E quem ainda não viu, leia a entrevista de Birman à Folha. A entrevista do presidente do grupo, deixa bem claro que eles só retiraram os tais produtos das prateleiras por medo de mais barulho e por medo do proclamado boicote que se formou rapidamente nas redes sociais. Nas palavras de Birman: "Essa polêmica toda que acho que deve ter sido feita por ambientalistas de plantão com os quais não vou me expor para debater isso(...) Eu recuei justamente para não entrar numa rota de debate disso, tirando o foco da nossa coleção". E não há nobreza nenhuma neste ato. Foi apenas um gesto para tentar corrigir uma estratégia de marketing totalmente equivocada.

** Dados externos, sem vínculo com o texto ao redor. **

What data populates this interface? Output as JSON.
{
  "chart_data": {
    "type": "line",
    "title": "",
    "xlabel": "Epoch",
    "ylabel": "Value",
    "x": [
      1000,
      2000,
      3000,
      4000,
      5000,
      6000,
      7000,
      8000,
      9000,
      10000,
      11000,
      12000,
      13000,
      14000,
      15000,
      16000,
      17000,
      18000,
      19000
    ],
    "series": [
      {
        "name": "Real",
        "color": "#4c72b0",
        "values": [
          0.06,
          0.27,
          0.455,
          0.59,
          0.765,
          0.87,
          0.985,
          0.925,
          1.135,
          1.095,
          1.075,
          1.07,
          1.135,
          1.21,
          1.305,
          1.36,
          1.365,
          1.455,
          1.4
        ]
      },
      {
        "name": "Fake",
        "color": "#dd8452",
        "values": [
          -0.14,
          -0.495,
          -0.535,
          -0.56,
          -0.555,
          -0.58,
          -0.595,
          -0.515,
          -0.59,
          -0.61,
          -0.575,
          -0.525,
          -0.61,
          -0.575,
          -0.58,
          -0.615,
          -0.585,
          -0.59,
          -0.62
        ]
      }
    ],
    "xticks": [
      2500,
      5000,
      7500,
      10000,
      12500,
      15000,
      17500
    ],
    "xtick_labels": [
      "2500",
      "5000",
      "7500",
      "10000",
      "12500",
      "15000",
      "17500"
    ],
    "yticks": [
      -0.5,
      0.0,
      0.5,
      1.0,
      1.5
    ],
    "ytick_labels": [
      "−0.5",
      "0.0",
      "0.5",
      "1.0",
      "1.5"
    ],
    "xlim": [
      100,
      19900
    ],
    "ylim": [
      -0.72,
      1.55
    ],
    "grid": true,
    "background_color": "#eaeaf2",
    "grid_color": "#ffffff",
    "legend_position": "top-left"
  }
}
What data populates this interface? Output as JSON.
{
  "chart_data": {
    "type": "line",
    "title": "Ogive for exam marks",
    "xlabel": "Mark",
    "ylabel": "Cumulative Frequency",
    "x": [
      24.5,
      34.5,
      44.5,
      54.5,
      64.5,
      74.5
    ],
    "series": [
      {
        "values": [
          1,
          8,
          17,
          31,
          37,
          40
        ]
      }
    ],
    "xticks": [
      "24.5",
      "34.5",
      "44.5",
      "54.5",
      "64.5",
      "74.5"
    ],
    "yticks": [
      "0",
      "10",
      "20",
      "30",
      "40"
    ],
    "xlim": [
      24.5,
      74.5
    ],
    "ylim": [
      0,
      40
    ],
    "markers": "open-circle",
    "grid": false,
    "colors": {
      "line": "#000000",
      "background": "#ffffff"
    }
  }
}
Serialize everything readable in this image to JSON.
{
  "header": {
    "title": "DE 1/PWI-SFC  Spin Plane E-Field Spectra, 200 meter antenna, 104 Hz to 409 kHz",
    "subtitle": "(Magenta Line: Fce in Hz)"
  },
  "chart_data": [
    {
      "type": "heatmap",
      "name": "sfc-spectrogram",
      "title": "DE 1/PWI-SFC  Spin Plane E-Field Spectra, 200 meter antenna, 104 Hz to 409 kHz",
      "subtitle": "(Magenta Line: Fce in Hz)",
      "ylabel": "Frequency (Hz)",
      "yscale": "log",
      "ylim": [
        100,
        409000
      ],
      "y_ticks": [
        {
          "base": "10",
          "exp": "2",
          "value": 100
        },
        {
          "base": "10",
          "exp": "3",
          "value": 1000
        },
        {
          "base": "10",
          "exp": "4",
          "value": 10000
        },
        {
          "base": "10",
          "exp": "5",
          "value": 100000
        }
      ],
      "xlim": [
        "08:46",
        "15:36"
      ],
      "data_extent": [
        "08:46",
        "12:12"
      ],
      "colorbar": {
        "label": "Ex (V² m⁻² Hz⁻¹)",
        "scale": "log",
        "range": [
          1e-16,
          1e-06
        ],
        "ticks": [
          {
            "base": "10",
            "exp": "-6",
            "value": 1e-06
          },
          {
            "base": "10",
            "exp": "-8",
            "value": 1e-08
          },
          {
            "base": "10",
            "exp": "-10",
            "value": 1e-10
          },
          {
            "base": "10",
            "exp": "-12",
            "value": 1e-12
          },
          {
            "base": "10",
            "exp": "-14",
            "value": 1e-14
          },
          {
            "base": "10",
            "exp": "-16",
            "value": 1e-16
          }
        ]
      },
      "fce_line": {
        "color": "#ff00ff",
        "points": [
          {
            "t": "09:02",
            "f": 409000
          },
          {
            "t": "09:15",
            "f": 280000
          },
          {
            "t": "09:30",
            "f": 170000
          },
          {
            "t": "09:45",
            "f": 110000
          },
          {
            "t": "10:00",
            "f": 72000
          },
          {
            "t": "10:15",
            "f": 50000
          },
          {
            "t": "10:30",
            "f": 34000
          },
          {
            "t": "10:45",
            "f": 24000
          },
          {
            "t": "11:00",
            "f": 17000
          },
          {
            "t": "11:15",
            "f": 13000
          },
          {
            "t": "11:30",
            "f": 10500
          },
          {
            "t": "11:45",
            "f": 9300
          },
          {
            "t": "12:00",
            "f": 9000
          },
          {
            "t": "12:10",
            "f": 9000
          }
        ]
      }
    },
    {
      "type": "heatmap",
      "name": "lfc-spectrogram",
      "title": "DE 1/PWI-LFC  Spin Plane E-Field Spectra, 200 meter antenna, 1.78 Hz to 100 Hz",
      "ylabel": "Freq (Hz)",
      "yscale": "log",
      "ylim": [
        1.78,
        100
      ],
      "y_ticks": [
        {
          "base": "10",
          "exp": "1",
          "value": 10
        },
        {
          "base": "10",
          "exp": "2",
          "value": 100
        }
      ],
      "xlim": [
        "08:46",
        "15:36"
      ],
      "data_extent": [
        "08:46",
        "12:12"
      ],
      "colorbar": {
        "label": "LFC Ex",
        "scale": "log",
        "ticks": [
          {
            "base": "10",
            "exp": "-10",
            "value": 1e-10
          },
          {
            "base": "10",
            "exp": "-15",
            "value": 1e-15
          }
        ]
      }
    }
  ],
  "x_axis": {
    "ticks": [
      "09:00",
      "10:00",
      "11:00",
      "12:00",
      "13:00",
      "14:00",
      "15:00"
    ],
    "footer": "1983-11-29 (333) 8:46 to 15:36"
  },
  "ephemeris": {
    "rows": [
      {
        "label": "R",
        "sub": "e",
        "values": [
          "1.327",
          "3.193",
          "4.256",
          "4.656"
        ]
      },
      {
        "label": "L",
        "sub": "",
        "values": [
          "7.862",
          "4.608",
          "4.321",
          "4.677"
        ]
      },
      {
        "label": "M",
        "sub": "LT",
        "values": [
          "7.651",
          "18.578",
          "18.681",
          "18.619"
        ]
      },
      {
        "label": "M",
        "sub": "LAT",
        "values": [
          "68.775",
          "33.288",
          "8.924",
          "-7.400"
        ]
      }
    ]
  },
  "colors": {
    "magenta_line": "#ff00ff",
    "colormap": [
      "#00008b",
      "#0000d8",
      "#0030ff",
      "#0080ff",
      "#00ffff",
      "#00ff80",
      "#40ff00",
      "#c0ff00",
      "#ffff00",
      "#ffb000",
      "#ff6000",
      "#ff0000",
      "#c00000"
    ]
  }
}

E sim, eu FUI cliente Arezzo. E não, eu NUNCA MAIS comprarei Arezzo. Uma empresa que sequer é capaz de manter um ponto de vista, não merece o meu dinheiro.

6 comentários:

Lis Tavares disse...

Oi Vanessa!
Que texto excelente, amei a maneira como vocês expôs as ideias sem pender pra esse ou aquele lado. Também como carne desesperadamente, mas uma coisa é uma coisa e outra coisa é outra coisa. Não tinha visto o posicionamento da empresa sobre o assunto e fiquei feliz de ver que as it blogueiras e as pessoas normais e mortais, pensam a respeito do assunto e são capazes de se posicionar contra a maioria que acha que bonito é ser fashion custe o que custar!
Beijo

Mariana Portella disse...

Fiquei tãão triste em saber dessa notícia, pois em pleno séc. XXI esse tipo de coisa ainda existe!! E logo a Arezzo que é (ou era) uma marca super conceituada. E ainda tentam dar justificativa p o que não tem.

Beijossss

Lanny disse...

Amei, amei, amei seu texto e seu ponto de vista. Não sou ambientalista, nem vegan, nem nada disso. Mas nos dias de hoje eu acho de extremo mau gosto fabricar roupas de peles verdadeiras, é brega, é madame sem consciência. As madames do Brasil têm grana o suficiente pra comprar peles que não sejam da Arezzo. A empresa não precisava disso! A empresa quis se igualar a marcas de luxo (que bancam sua opção e tem público pra isso) e só pisou na bosta legal! (desculpando a expressão). Nunca fui com a cara da Arezzo (só tenho um sapato), agora é que não piso mesmo o pé lá. Parabéns pelo post!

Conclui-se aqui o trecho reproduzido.